7. Bölüm

11.9K 843 77
                                    


Elimdeki telefona sırıtarak baktıktan sonra kapatıp cebime koydum. Yüzümdeki sırıtma git gide büyürken yarım kalan valizi doldurmaya devam ettim.

Bugün annemden ayrılma günümdü ve ben aylardır bu günü bekliyordum. Annemi sevmediğimden dolayı değil, aksine o çok iyi biriydi. Ama hem babamı özlemiştim hemde Fırat'ı.

Aylardır onu görmüyordum ve şimdi de babamın yanına gideceğim için, onun görevlere gitmesi hariç hep görecektim. Benim için cennetin yeryüzündeki haliydi onun varlığı.

Babam onun asker olduğu yerde Yarbay'dı. O yüzden de rahat rahat askerlerle takılıyordum. Lojmanda kaldığım için de gece yarılarına kadar onlarla -özellikle Fırat'la- vakit geçiriyordum.

Tabii babam onlarla çok takılıp, onları rahatsız etmemden ötürü epey bir azar çekiyordu ama, işin ucunda Fırat olduktan sonra gerisinin önemi yoktu.

Valizimi kapatıp biletimi de üst cebine koyarak kapattım.
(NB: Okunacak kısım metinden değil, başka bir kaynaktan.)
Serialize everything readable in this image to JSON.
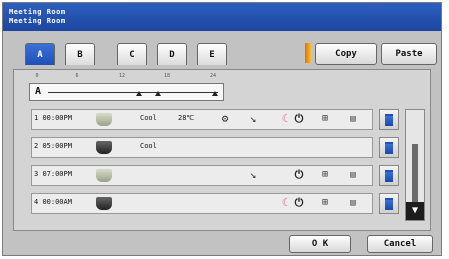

Son mez etrafıma bakıp unuttuğum bir şey olup olmadığını kontrol ettim ama her şey tamamdı. Şimdi babamın yanına uzun bir yolculuk yapma vaktiydi.

Fırat'ın beni kendisinden kıskanması tekrar aklıma geldiğinde, güldüm. Benim ondan başka özel bir şeyim mi vardı sanki. Ama bunu bilmediği için içinden geldiği gibi davranmıştı. Ve içinde beni kıskanan bir yanı olduğunu bilmek çok hoşuma gitmişti.

Sevdiğim adam beni kıskanıyordu, daha ne isterdim ki.

Annemle vedalaştıktan sonra otogara gidip arabanın kalkış saatine kadar oyalandım. Daha sonra hiç duraksamadan binip yolculuğa başladım. Aylar sonra yüzünü görecek olmak içimde tarifi imkânsız bir his oluşturuyordu. Onu çok özlemiştim.

Uzun zaman düşündükten sonra ona mesaj atma kararı aldığımda ilk başta tereddütlerim vardı. Beni engelleyip bir daha konuşmaması, ya da numarayı araştırıp beni öğrenmesi korktuklarımın en başında geliyordu.  Ama bunların hiçbiri olmamış, aksine beni sevmeye bile başlamıştı.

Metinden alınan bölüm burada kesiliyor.